= Stephen J. McMahon =

American judge (1881–1960)

Stephen John McMahon (January 13, 1881 – February 14, 1960) was a judge of the United States Board of Tax Appeals (later the United States Tax Court) from 1929 to 1936, and a candidate for the United States Senate in 1938.

Born in Manitowoc County, Wisconsin, McMahon was raised on a farm in the town of Meeme, in that county. He graduated from Manitowoc High School in 1898 and attended Milwaukee Normal School before receiving a B.A. from the University of Wisconsin–Madison in 1903, followed by a law degree from the same institution in 1906. McMahon was a high school principal in Mount Horeb, Wisconsin and superintendent of schools at Black River Falls, Wisconsin, later serving as an assistant U.S. attorney for the Eastern District of Wisconsin and a member of the law school faculty at Marquette University.

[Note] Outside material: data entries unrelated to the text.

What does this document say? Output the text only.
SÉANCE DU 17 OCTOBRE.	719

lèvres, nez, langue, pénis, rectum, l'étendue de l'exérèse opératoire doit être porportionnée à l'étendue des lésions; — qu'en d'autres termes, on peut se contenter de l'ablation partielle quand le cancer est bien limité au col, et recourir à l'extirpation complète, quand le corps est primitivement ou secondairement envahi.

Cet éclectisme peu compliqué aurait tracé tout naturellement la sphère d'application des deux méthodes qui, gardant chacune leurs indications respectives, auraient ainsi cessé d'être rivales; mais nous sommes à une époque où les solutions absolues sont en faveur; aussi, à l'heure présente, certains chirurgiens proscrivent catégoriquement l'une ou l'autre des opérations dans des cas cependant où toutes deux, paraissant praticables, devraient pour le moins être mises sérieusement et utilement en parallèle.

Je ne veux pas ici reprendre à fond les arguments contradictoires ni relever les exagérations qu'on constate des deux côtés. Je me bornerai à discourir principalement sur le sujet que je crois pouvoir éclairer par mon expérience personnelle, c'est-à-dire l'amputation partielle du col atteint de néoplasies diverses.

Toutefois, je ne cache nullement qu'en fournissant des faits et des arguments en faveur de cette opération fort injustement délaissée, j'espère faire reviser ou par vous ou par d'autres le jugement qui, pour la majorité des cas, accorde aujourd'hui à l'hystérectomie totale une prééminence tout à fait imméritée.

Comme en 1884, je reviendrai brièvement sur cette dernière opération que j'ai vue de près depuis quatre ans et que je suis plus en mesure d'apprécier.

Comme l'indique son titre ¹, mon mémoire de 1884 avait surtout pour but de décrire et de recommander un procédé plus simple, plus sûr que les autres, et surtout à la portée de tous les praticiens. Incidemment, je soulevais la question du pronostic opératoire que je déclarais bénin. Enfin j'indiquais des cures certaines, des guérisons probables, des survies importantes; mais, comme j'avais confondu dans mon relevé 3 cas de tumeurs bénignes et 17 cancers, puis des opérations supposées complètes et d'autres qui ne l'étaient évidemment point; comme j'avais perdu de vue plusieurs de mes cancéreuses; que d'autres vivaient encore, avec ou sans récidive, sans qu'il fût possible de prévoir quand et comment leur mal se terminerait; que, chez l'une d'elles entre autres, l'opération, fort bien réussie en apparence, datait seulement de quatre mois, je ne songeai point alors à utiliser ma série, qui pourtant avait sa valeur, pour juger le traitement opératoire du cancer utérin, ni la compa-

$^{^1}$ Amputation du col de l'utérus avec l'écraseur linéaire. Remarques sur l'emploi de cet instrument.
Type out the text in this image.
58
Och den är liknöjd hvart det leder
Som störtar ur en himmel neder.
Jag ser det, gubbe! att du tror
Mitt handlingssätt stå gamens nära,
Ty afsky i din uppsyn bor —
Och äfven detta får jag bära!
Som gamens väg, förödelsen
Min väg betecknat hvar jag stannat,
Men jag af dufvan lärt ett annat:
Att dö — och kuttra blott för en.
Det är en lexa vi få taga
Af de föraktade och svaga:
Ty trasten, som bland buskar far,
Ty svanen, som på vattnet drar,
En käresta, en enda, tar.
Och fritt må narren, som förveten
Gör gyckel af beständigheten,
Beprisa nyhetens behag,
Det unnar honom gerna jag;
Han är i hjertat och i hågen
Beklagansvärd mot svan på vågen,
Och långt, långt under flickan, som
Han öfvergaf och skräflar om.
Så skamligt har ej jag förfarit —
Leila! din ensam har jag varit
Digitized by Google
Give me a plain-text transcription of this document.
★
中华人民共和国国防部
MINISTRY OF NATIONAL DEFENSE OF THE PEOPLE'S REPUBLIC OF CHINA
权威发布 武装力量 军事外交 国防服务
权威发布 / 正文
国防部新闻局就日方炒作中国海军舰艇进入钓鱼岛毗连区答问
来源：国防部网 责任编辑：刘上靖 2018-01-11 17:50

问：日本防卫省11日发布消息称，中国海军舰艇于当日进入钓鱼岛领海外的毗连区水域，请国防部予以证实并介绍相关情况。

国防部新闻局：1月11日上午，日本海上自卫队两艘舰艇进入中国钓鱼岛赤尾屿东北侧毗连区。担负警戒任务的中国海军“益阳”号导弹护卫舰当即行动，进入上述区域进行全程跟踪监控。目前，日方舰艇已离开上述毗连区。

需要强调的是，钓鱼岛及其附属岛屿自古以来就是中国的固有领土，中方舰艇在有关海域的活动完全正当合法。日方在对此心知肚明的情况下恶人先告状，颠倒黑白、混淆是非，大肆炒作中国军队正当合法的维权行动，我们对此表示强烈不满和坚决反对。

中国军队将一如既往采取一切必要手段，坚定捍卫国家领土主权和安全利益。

In 1929, McMahon was appointed by President Herbert Hoover to a seat on the Board of Tax Appeals vacated by the resignation of Forest D. Siefkin. McMahon resigned from that position in 1936, and in 1938, he sought the Republican nomination for the U.S. Senate in Wisconsin, citing his experience on the Board as providing insight into the burdens of taxation. However, McMahon was unsuccessful, losing the nomination to Alexander Wiley, who would go on to win the general election.

From 1945 to 1948, McMahon served as a legal and economic specialist for the United States War Department, in Japan and Korea. Following this service, he moved to Washington, D.C., where he resided until his death. He died in his home, following a pulmonary collapse.